15. Berlin Marathon am 9. OKtober 1988 vor dem Brandenburger Tor noch mit der Berlin Mauer - Foto: Sportmuseum Berlin

Die „dienstältesten“ Race Directoren von AIMS-Veranstaltungen – von Hugh Jones in „Distance Running“

By GRR 0

Grußwort von Paco Borao, AIMS-Präsident:

Es besteht kein Zweifel, dass der Straßenlauf in den letzten 50 Jahren zu einer der beliebtesten Sportarten geworden ist, mit Millionen von Menschen, die auf Straßen, in Parks und auf Sportanlagen laufen und Frauen und Männern auf der ganzen Welt Gesundheit und Glück bringen.
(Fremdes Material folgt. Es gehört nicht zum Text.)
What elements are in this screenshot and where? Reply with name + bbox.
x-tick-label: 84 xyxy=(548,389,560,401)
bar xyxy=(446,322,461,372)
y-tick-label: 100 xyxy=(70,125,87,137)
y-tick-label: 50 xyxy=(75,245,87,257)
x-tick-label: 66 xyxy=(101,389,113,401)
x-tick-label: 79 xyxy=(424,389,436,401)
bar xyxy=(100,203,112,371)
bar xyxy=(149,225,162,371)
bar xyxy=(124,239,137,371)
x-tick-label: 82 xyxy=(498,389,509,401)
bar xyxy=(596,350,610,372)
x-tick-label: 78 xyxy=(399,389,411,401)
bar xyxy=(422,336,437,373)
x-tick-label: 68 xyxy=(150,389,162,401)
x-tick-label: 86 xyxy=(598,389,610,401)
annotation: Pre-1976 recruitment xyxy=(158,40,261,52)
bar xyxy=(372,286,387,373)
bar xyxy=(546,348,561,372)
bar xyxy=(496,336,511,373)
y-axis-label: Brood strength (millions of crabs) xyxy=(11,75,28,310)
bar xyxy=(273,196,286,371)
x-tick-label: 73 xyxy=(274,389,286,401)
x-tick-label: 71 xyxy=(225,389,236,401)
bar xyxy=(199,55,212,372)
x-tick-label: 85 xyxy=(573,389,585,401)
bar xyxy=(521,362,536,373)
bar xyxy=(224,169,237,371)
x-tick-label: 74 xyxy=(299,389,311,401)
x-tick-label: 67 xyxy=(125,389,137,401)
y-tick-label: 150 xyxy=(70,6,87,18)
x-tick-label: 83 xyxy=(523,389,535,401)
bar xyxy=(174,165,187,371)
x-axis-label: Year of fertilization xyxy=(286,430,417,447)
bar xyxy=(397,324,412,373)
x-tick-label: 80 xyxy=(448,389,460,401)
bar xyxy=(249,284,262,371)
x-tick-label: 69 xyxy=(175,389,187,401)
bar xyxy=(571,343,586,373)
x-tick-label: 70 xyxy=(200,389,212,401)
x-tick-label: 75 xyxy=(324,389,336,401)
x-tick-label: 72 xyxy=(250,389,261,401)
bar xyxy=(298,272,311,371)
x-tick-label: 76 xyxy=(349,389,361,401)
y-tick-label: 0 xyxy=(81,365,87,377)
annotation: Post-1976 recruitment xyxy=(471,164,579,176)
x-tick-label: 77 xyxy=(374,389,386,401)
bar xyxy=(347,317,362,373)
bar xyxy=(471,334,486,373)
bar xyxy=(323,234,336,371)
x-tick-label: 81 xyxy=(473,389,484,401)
Sport basiert vor allem auf Fairness und wegen dieses Grundprinzips möchte AIMS denjenigen Tribut zollen, die all dies ermöglichen; den Organisatoren, die ihr ganzes Leben dafür einsetzen, sowohl das Spektakel für die Zuschauer als auch die Wettkampfstrecken für uns alle Läufer zu ermöglichen. Aus tiefstem Herzen danken wir Ihnen

Die „dienstältesten Race Direktoren“ von AIMS-Veranstaltungen

Bis zu diesem Jahr galt es als selbstverständlich, dass Rennen Jahr für Jahr stattfinden und nur in Ausnahmefällen abgesagt werden. Das ist nun vorbei: Diese Liste der dienstältesten Renndirektoren von AIMS-Rennen bietet einen wehmütigen Blick zurück auf diese Zeiten und darauf, wie Massenmarathons erstmals ihren Platz auf den Straßen der Städte fanden.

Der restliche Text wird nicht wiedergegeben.